Возможно, мы наблюдаем сейчас не что иное, как единство теории и практики. И все же нам представляется, что граница, разделившая в классическую эпоху две формы сознания безумия, не совпадает с разграничением теории и практики. Научное, или медицинское, сознание безумия, даже признавая исцеление его невозможным, все равно в основе своей вовлечено в ту систему операций, с помощью которых могут быть уничтожены его симптомы или взяты под контроль его причины; с другой стороны, практическое сознание, отделяющее безумца от остальных людей, выносящее ему приговор и подвергающее его изоляции, по необходимости пересекается с известным политическим, юридическим, экономическим представлением о месте человека в обществе. А следовательно, граница здесь иная. По одну ее сторону, там, где крупными буквами написано “изоляция”, мы обнаруживаем самый момент разграничения — как теоретического, так и практического, — повторение старинной драмы исключения из сообщества, форму оценки безумия в пределах подавляющего его движения: иными словами, ту часть его бытия, которая может быть выражена через согласованное, упорядоченное его уничтожение. Мы же обратимся теперь к той истине безумия, также и теоретической и практической одновременно, которая открывается через его бытие, являющееся небытием, ибо по всем наиболее очевидным своим признакам оно представляет собой заблуждение, фан-тазм, иллюзию, пустой и бессодержательный язык; теперь мы рассмотрим, как безумие конституируется в качестве элемента природы, на основе противного природе начала — своего бытия. Таким образом, все, о чем говорилось ранее, было драмой конституирования бытия безумия через насильственное подавление его существования; теперь мы будем говорить о конституировании его природы в сфере бесстрастного знания, исходя из разоблачения его небытия.

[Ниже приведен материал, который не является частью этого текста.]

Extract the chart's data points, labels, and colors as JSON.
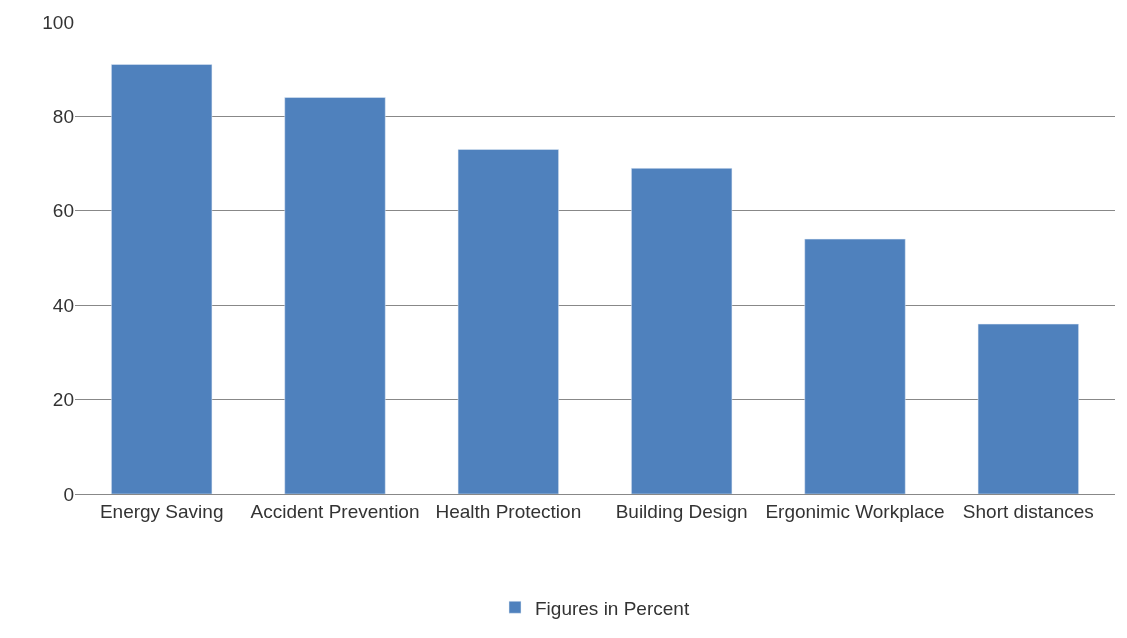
{
  "chart_data": {
    "type": "bar",
    "categories": [
      "Energy Saving",
      "Accident Prevention",
      "Health Protection",
      "Building Design",
      "Ergonimic Workplace",
      "Short distances"
    ],
    "series": [
      {
        "name": "Figures in Percent",
        "color": "#4f81bd",
        "values": [
          91,
          84,
          73,
          69,
          54,
          36
        ]
      }
    ],
    "ylim": [
      0,
      100
    ],
    "yticks": [
      0,
      20,
      40,
      60,
      80,
      100
    ],
    "grid": "y",
    "legend": "bottom"
  }
}
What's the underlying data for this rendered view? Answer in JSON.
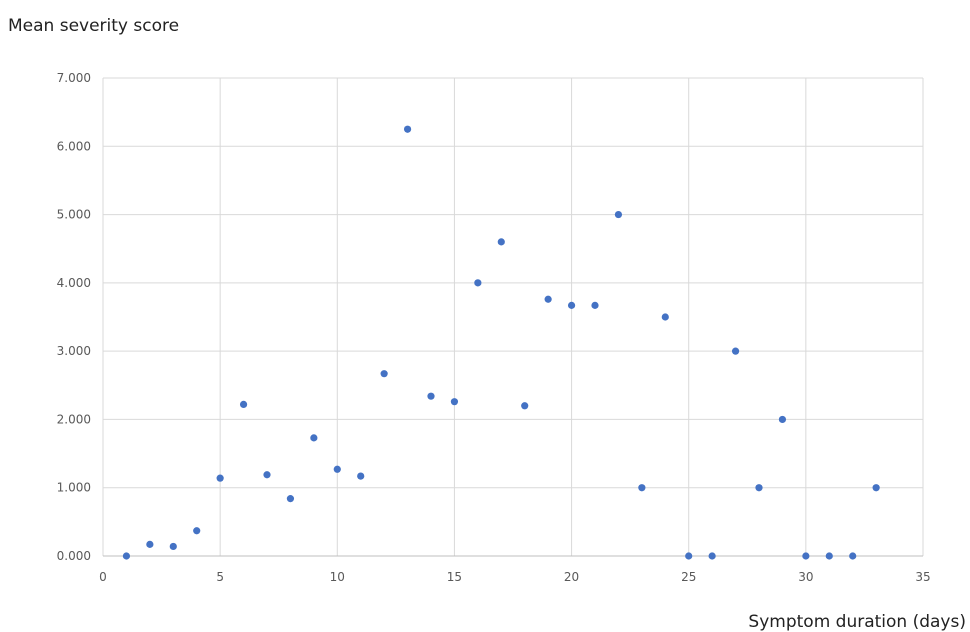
{
  "chart_data": {
    "type": "scatter",
    "ylabel": "Mean severity score",
    "xlabel": "Symptom duration (days)",
    "xlim": [
      0,
      35
    ],
    "ylim": [
      0,
      7
    ],
    "x_ticks": [
      0,
      5,
      10,
      15,
      20,
      25,
      30,
      35
    ],
    "y_ticks": [
      0,
      1,
      2,
      3,
      4,
      5,
      6,
      7
    ],
    "y_tick_labels": [
      "0.000",
      "1.000",
      "2.000",
      "3.000",
      "4.000",
      "5.000",
      "6.000",
      "7.000"
    ],
    "grid": true,
    "marker_color": "#4472c4",
    "series": [
      {
        "points": [
          [
            1,
            0.0
          ],
          [
            2,
            0.17
          ],
          [
            3,
            0.14
          ],
          [
            4,
            0.37
          ],
          [
            5,
            1.14
          ],
          [
            6,
            2.22
          ],
          [
            7,
            1.19
          ],
          [
            8,
            0.84
          ],
          [
            9,
            1.73
          ],
          [
            10,
            1.27
          ],
          [
            11,
            1.17
          ],
          [
            12,
            2.67
          ],
          [
            13,
            6.25
          ],
          [
            14,
            2.34
          ],
          [
            15,
            2.26
          ],
          [
            16,
            4.0
          ],
          [
            17,
            4.6
          ],
          [
            18,
            2.2
          ],
          [
            19,
            3.76
          ],
          [
            20,
            3.67
          ],
          [
            21,
            3.67
          ],
          [
            22,
            5.0
          ],
          [
            23,
            1.0
          ],
          [
            24,
            3.5
          ],
          [
            25,
            0.0
          ],
          [
            26,
            0.0
          ],
          [
            27,
            3.0
          ],
          [
            28,
            1.0
          ],
          [
            29,
            2.0
          ],
          [
            30,
            0.0
          ],
          [
            31,
            0.0
          ],
          [
            32,
            0.0
          ],
          [
            33,
            1.0
          ]
        ]
      }
    ]
  }
}
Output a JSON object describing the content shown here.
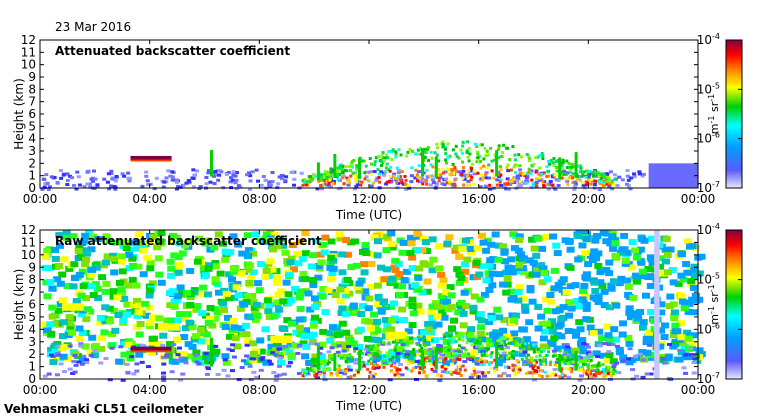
{
  "date_label": "23 Mar 2016",
  "footer_label": "Vehmasmaki CL51 ceilometer",
  "colors": {
    "background": "#ffffff",
    "low": "#5a5aff",
    "mid": "#00c000",
    "high": "#ff0000",
    "max": "#800040"
  },
  "chart_data": [
    {
      "type": "heatmap",
      "title": "Attenuated backscatter coefficient",
      "xlabel": "Time (UTC)",
      "ylabel": "Height (km)",
      "xticks": [
        "00:00",
        "04:00",
        "08:00",
        "12:00",
        "16:00",
        "20:00",
        "00:00"
      ],
      "yticks": [
        "0",
        "1",
        "2",
        "3",
        "4",
        "5",
        "6",
        "7",
        "8",
        "9",
        "10",
        "11",
        "12"
      ],
      "xlim_hours": [
        0,
        24
      ],
      "ylim_km": [
        0,
        12
      ],
      "colorbar": {
        "min_exp": -7,
        "max_exp": -4,
        "labels": [
          "10-7",
          "10-6",
          "10-5",
          "10-4"
        ],
        "unit": "m-1 sr-1"
      },
      "features": [
        {
          "name": "boundary-layer",
          "t0": 0,
          "t1": 22,
          "h0": 0,
          "h1": 1.6,
          "level": "low"
        },
        {
          "name": "cloud-layer-0330",
          "t0": 3.3,
          "t1": 4.8,
          "h0": 2.2,
          "h1": 2.6,
          "level": "high"
        },
        {
          "name": "cloud-column-0620",
          "t0": 6.1,
          "t1": 6.3,
          "h0": 1.6,
          "h1": 3.4,
          "level": "mid"
        },
        {
          "name": "cloud-field-afternoon",
          "t0": 9.5,
          "t1": 21,
          "h0": 0.5,
          "h1": 4,
          "level": "high"
        }
      ]
    },
    {
      "type": "heatmap",
      "title": "Raw attenuated backscatter coefficient",
      "xlabel": "Time (UTC)",
      "ylabel": "Height (km)",
      "xticks": [
        "00:00",
        "04:00",
        "08:00",
        "12:00",
        "16:00",
        "20:00",
        "00:00"
      ],
      "yticks": [
        "0",
        "1",
        "2",
        "3",
        "4",
        "5",
        "6",
        "7",
        "8",
        "9",
        "10",
        "11",
        "12"
      ],
      "xlim_hours": [
        0,
        24
      ],
      "ylim_km": [
        0,
        12
      ],
      "colorbar": {
        "min_exp": -7,
        "max_exp": -4,
        "labels": [
          "10-7",
          "10-6",
          "10-5",
          "10-4"
        ],
        "unit": "m-1 sr-1"
      },
      "features": [
        {
          "name": "noise-field",
          "t0": 0,
          "t1": 24,
          "h0": 2,
          "h1": 12,
          "level": "mid"
        },
        {
          "name": "cloud-layer-0330",
          "t0": 3.3,
          "t1": 4.8,
          "h0": 2.2,
          "h1": 2.6,
          "level": "high"
        },
        {
          "name": "cloud-field-afternoon",
          "t0": 9.5,
          "t1": 21,
          "h0": 0.5,
          "h1": 4,
          "level": "high"
        },
        {
          "name": "missing-data-2230",
          "t0": 22.4,
          "t1": 22.6,
          "h0": 0,
          "h1": 12,
          "level": "none"
        }
      ]
    }
  ]
}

Но одновременно с этим мы попытаемся подчеркнуть уникальный характер того опыта, какой служит основанием и для различных форм размежевания во всем их драматизме, и для спокойного движения, конституирующего природу безумия. Этот уникальный опыт простирается по обе стороны границы, он поддерживает, объясняет, оправдывает и практику изоляции, и познавательный цикл; именно этот опыт является опытом безумия в классическую эпоху, и именно его мы можем обозначить термином “неразумие”. Великий раскол, о котором мы только что говорили, не мешает неразумию втайне оставаться однородным: ведь именно в нем заключена и причина самого разделения, и причина того единства, которое обнаруживается по разные стороны линии раздела. Именно в нем — объяснение тому, что одинаковые формы опыта встречаются нам по ту и по другую сторону границы, но не иначе как по ту и по другую ее сторону. Неразумие в классическую эпоху одновременно и едино, и раздвоено.

Нас могут спросить: отчего мы не торопились акцентировать этот опыт и почему произнесли наконец слово “неразумие” лишь в связи с конституированием природы безумия, т. е. в конечном счете в связи с наукой, медициной, “натурфилософией”? Отчего, покуда речь шла об экономической и социальной жизни, о формах бедности и безработицы, о политических установлениях и нормах правопорядка, мы обходились лишь намеками или фигурой умолчания? Не означает ли это, что становление понятий для нас важнее, чем реальный ход истории?